How was that solved? “With Blackwell and newer GPU architecture, you can deploy confidential computing without impact to performance. You get both privacy and performance, a win-win scenario.
“Performance now translates directly into economics. You get full utilization of the hardware, which matters for delivering tokens or services at scale. When we built Blackwell, we made confidential computing a first-class system feature to deliver not just the security, but also the performance the market requires.”
Where is adoption accelerating? “Companies are thinking about the cloud. Model builders can’t expose APIs, enterprises customize for their business. Hybrid on-prem and cloud models — where builders deliver services behind enterprise walls — require zero trust. We’re no longer in fully owned infrastructure.
“By 2030, [billions of dollars] is expected in confidential computing use cases. It’s emerging as essential infrastructure for AI adoption across the industry. For organizations using cloud infrastructure, deploying AI on sensitive data, or operating under regulatory requirements, confidential computing is becoming essential.”
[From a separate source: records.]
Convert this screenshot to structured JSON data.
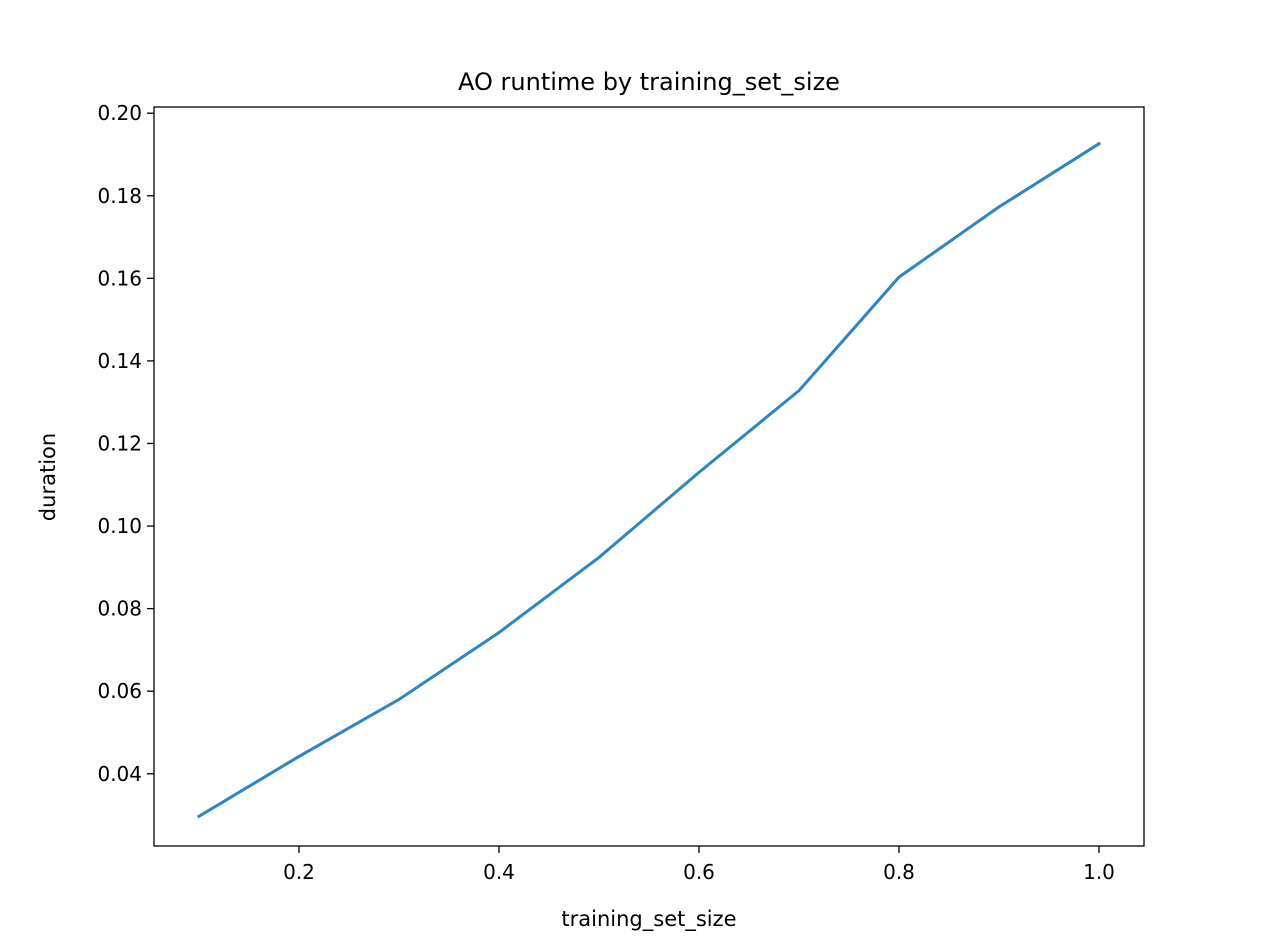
{
  "chart_data": {
    "type": "line",
    "title": "AO runtime by training_set_size",
    "xlabel": "training_set_size",
    "ylabel": "duration",
    "xlim": [
      0.055,
      1.045
    ],
    "ylim": [
      0.0225,
      0.2015
    ],
    "xticks": [
      0.2,
      0.4,
      0.6,
      0.8,
      1.0
    ],
    "xtick_labels": [
      "0.2",
      "0.4",
      "0.6",
      "0.8",
      "1.0"
    ],
    "yticks": [
      0.04,
      0.06,
      0.08,
      0.1,
      0.12,
      0.14,
      0.16,
      0.18,
      0.2
    ],
    "ytick_labels": [
      "0.04",
      "0.06",
      "0.08",
      "0.10",
      "0.12",
      "0.14",
      "0.16",
      "0.18",
      "0.20"
    ],
    "grid": false,
    "series": [
      {
        "color": "#2e86c1",
        "x": [
          0.1,
          0.2,
          0.3,
          0.4,
          0.5,
          0.6,
          0.7,
          0.8,
          0.9,
          1.0
        ],
        "y": [
          0.0297,
          0.0442,
          0.058,
          0.0742,
          0.0924,
          0.113,
          0.1328,
          0.1603,
          0.1773,
          0.1926
        ]
      }
    ]
  }
}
What should organizations do? ”The performance problem is solved. The technology is ready, ecosystems are built, partners enable it. If you want to deploy agentic AI on sensitive data, protect customer privacy, meet regulatory requirements, and maintain security across hybrid environments, you need confidential computing in your strategy.
“Most customers start with a developer license, validate performance and security, then migrate to a commercial license. Partners like Red Hat and Fortanix integrate these mechanisms within their platforms. Google Cloud offers it through their services.
“Start with a proof of concept. Validate it works. Plan deployment. Organizations gain competitive advantage securing AI on sensitive data.”